Prove that $\lim\sup a_n\leq \sup a_n$

Question

So here's one question which I came across some time ago.

Given any sequence $a_n$ in $\mathbb{R}$, I need to show that $\lim\sup a_n\leq\sup a_n$.

My approach: As the sequence $a_n\in\mathbb{R}$, thus to talk about the $\lim\sup a_n$, I assumed that $a_n$ is bounded.
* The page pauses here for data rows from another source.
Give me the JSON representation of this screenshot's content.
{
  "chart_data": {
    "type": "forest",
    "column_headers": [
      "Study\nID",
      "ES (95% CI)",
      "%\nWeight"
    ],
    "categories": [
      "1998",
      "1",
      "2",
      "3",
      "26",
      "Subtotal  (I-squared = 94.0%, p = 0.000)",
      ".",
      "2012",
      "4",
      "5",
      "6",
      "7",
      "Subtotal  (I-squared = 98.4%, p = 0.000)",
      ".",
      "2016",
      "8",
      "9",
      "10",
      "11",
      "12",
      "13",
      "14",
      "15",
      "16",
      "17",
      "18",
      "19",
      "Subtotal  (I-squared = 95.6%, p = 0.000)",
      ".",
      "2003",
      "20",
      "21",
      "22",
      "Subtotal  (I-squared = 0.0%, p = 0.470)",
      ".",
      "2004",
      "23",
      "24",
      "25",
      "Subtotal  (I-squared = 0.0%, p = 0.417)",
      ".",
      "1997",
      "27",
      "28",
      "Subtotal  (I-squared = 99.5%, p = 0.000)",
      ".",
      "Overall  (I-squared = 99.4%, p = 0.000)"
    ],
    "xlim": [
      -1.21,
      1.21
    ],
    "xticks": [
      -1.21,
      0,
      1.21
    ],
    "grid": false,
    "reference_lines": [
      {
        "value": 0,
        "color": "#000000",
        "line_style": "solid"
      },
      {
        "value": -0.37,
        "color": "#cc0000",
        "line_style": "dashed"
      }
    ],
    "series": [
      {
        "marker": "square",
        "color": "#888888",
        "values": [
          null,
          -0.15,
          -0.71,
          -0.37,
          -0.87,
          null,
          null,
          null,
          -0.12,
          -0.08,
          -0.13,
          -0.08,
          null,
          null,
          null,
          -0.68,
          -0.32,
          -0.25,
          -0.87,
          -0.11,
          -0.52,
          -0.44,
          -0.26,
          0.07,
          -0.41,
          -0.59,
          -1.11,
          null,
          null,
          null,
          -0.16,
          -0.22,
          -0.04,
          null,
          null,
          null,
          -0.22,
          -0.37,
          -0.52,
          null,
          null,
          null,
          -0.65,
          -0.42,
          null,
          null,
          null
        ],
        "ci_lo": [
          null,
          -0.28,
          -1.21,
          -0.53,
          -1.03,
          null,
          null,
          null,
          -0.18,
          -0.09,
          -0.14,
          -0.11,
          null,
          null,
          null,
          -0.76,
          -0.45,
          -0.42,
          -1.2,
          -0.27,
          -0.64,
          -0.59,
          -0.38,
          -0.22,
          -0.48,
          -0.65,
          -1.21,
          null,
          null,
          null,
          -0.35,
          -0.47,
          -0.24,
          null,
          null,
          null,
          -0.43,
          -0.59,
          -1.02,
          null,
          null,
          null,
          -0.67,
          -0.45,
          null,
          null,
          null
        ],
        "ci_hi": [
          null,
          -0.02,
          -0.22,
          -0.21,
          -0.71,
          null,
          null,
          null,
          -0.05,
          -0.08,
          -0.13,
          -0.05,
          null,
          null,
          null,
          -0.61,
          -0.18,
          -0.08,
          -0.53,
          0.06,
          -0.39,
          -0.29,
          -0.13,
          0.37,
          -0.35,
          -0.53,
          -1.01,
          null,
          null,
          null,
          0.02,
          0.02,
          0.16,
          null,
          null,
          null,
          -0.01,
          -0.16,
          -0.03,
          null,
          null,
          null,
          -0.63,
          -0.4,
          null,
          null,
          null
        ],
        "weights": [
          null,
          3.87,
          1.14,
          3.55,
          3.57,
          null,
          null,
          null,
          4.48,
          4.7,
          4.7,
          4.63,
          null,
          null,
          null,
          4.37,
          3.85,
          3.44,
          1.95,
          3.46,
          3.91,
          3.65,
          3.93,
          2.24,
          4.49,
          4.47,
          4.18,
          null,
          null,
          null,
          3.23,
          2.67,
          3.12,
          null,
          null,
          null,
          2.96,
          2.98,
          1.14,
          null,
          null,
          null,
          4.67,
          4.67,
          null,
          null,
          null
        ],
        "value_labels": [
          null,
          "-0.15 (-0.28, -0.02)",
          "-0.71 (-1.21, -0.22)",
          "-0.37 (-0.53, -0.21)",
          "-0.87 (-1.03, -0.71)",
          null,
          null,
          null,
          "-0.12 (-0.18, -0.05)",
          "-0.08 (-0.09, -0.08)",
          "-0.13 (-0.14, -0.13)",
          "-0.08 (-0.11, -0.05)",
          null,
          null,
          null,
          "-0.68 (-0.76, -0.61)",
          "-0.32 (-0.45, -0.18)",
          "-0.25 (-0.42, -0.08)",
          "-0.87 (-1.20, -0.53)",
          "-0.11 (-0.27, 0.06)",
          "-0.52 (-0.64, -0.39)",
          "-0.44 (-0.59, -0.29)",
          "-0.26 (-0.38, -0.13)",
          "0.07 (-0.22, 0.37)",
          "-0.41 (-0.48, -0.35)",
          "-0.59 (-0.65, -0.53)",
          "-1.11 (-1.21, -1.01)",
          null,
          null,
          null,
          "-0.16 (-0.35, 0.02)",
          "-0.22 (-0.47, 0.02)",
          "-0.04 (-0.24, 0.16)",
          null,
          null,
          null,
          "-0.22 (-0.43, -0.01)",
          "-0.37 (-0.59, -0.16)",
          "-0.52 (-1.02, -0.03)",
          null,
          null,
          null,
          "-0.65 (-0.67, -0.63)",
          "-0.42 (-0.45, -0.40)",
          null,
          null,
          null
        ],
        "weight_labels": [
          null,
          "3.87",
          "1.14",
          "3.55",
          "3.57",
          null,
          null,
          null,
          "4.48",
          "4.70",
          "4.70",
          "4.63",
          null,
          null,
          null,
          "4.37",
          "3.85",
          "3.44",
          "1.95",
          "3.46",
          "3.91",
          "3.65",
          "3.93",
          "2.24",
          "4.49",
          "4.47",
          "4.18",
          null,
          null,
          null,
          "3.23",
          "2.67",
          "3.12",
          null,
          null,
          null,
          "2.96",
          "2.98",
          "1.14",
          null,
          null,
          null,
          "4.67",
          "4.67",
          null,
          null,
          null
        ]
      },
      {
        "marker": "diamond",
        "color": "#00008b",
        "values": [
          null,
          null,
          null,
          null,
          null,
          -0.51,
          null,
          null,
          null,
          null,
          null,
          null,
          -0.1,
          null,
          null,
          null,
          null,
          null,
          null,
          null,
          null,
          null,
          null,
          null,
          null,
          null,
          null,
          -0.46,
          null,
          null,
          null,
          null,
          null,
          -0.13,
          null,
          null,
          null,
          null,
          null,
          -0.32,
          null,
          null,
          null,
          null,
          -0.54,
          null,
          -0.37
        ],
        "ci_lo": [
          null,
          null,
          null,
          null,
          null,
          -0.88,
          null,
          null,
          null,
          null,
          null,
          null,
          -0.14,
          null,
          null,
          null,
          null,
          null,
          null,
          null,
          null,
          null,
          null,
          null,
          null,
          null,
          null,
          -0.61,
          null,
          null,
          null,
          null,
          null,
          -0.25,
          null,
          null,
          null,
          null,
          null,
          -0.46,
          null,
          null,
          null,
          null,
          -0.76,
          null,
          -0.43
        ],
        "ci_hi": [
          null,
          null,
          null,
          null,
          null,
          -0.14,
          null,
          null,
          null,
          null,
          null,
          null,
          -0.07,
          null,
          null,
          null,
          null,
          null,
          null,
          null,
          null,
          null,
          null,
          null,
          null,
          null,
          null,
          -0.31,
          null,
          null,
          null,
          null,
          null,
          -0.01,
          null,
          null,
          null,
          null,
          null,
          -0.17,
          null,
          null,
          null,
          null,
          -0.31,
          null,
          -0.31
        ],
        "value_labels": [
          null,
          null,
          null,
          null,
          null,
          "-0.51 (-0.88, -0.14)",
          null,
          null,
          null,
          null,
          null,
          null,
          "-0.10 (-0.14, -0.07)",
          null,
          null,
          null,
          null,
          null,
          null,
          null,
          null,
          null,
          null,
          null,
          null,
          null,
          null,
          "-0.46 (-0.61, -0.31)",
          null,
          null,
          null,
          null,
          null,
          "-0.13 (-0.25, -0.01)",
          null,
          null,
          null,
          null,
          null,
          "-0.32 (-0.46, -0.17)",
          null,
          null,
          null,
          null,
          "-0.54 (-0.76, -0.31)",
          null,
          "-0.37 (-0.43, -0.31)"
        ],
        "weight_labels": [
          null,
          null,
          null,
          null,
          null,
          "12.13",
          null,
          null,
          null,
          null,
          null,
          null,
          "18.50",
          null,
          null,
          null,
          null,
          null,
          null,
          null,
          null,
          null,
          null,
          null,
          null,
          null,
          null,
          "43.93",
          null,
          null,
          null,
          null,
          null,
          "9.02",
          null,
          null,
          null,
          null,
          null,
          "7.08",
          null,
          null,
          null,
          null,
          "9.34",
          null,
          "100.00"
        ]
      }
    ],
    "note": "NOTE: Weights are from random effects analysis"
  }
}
I defined $$b_n:=\sup\{a_k:k\geq n\}$$ i.e. $$\begin{align}b_1&=\sup\{a_1,a_2,...\}\\b_2&=\sup\{a_2,a_3,...\}\\b_3&=\sup\{a_3,a_4,...\}\\.&\\.\end{align}$$ Now, I can say that $<b_n>$ is a decreasing sequence. Thus, we have, $b_1\geq b_2\geq b_3\geq ...$ and so on.

Now, like we had defined $b_n$, we get that, $\sup a_n=b_1$.

I then did this: $$\sup b_1=\sup\{b_1,b_2,...\}\geq\inf\{b_1,b_2,...\}\implies\sup a_n\geq\lim\sup a_n$$ The reason why I did this is because $<b_n>$ is a decreasing sequence. But I am a bit doubtful if I can write $\sup b_1=\sup\{b_1,b_2,...\}$. Can anyone please verify this?

Also, is there any alternate way of proving this inequality? Any help would be very much appreciable.

Answer 1

For an easier proof : For all $n\in\mathbb N$,$$\sup_{k\geq n}a_k\leq \sup_{m\in\mathbb N}a_m.$$ taking $n\to \infty $ yields the wished result.

Answer 2

The following are just some ideas, I think a similar argument works but it seems iffy/wrong:

If $\lim \sup a_{n} > \sup a_{n}$, then $\lim \sup a_{n} - \sup a_{n} > \epsilon_{1}$ for some $\epsilon_{1} > 0$.

By definition $\lim \sup a_{n} = L$ such that $|\sup a_{m} - L| < \epsilon$ for every $\epsilon > 0$ where $m \geq n$.

For this last inequality set $\epsilon := \epsilon_{1}$.

Then $|\sup a_{m} - L| < \epsilon_{1}$ and $L - \sup a_{n} > \epsilon_{1}$ so that $|\sup a_{m} - L| < L -\sup a_{m}$

By supposition we had that $L = \lim \sup a_{n} > \sup a_{n}$ so that $|\sup a_{m} - L| = L-\sup a_{m} < L -\sup a_{m}$, a contradiction.

Therefore it must be that $\lim \sup a_{m} < \sup a_{m}$.